3 Types of Anchor Text to Include in 2014
SEO should be part of your marketing system. Simply put, it’s one of the best ways to get targeted traffic. If you’re doing phone accessory product marketing can rank for a keyword like “cool iPhone cases”, you’ll be pulling in thousands off of that one keyword alone. First you need content related to the keyword, and then you need the backlinks.
You can’t just list your website URL with these backlinks, though – you need anchor text. Varying your anchor text is like shuffleboard. Too little variation and you won’t get high enough in the SERPs for the keywords that you want. That’s kind of like not pushing the puck far enough. Not enough variation – as in, making all of your anchors based around your keywords – will set off a red flag in Google’s algorithm and they’ll sandbox you. That’s kind of like pushing the puck too far.
The key is to vary your anchor text in a way that Google likes.
This post will be explaining how to vary your anchor text – if you have no idea what it is, please refer to What Is Anchor Text? By Gotch SEO for a full overview, then come back here.
The General Anchors
How many times do you see the text click here and check it out as a hyperlink? You see it all of the time, because it’s the natural way to link out to other sites. Even blatant corporate marketing channels (like company blogs and Facebook pages) will often do this because it looks natural.

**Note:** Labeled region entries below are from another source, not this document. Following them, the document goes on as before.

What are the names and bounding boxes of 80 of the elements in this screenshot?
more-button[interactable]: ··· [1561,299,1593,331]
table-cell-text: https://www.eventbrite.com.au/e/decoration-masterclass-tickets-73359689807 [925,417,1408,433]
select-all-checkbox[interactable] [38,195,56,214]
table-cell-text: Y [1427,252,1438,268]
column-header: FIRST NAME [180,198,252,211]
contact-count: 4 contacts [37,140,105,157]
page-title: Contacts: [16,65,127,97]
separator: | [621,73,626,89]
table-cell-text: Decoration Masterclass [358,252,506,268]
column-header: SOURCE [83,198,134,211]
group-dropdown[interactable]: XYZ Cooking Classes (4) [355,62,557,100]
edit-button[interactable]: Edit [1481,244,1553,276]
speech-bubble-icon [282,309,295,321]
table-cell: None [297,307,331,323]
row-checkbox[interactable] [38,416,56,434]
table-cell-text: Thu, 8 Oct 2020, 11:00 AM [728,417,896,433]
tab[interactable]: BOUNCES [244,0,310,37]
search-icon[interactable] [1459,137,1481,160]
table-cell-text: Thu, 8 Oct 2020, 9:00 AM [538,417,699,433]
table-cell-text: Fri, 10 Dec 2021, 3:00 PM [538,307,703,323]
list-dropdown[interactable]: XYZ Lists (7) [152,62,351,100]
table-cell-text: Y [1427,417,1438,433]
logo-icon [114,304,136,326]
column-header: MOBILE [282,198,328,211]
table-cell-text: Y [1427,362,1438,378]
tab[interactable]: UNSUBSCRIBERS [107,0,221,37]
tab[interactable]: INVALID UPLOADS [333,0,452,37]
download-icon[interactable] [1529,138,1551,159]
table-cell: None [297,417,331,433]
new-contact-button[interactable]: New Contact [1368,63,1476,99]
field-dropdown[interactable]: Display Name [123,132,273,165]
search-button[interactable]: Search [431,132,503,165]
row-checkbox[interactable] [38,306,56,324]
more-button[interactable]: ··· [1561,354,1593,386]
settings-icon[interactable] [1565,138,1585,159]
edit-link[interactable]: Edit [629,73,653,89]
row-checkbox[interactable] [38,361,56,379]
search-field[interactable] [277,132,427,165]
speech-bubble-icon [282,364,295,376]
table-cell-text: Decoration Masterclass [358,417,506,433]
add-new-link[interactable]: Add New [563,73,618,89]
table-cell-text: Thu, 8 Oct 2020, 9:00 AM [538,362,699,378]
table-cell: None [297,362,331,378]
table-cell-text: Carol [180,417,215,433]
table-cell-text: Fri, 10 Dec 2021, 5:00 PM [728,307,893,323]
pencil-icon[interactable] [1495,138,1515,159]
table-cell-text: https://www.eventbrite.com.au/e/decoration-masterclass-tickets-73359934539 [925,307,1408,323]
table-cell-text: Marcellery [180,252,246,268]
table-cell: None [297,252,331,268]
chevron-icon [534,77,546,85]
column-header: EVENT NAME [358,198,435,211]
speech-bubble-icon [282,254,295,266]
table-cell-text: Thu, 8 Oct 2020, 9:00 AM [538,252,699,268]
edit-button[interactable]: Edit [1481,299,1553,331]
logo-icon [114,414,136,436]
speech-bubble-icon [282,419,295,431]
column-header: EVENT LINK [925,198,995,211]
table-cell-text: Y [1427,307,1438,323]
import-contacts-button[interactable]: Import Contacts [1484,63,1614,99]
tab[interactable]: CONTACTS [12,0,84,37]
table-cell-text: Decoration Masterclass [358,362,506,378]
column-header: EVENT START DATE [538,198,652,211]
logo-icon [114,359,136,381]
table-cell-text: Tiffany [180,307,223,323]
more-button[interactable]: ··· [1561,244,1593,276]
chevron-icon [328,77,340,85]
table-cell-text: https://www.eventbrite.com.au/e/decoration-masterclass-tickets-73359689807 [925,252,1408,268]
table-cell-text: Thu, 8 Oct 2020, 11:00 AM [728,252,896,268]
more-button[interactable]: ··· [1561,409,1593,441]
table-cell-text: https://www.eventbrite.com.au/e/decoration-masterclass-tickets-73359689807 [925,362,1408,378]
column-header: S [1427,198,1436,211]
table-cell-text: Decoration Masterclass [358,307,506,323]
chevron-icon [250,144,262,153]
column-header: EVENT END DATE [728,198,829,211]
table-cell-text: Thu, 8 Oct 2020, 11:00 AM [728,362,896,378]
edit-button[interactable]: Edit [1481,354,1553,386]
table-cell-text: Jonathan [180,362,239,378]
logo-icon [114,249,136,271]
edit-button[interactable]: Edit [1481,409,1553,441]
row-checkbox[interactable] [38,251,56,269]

You need these general anchors. If you don’t have them, it’s clear to Google that you’re not acquiring your links in a natural way. If you were, you’d have them – pretty simple stuff.
The Naked Anchors
While links are in the form of hyperlinks most of the time, there’s also a chance that someone will mention you with a URL. That’s like if I were to type http://google.com instead of typing Google and linking the text “Google” to the URL.
You want to have both hyperlinked naked URLs and plain-text naked URLs. (If you think Google won’t notice the plain text URLs, think again.)
The LSI Anchors
LSI stands for Latent Semantic Indexing. Basically, LSI keywords are keywords which are related to the keyword you’re going after. For example, if you’re trying to rank for “blue dogs”, then “dogs in the color blue”, “dogs”, and “blue colored puppies” would all be LSI keywords for your term. (You might even end up ranking for some of these LSI keywords, which opens up an entirely new marketing channel for you.)
Google has made some pretty drastic changes to how much it cares about LSI keywords… it now cares about them a whole damn lot. In fact, between your general anchors, naked anchors, and LSI anchors, the percentage of your exact match anchors is only going to be in the single digits. Of course, this varies based on your SEO marketing system, but most people in 2014 are straying from blasting their sites with exact match anchors. Google just doesn’t like it anymore.
In 2014, Google is trying to pinpoint which websites are building links unnaturally by analyzing anchor text. If you’re building them yourself, be careful, because Google has and will continue to deindex sites due to unnatural anchor text variation. Spamming exact match anchors just won’t cut it anymore. If you’re relying on natural backlinks for your marketing strategy, don’t sweat it – this variation will happen without any extra effort from you.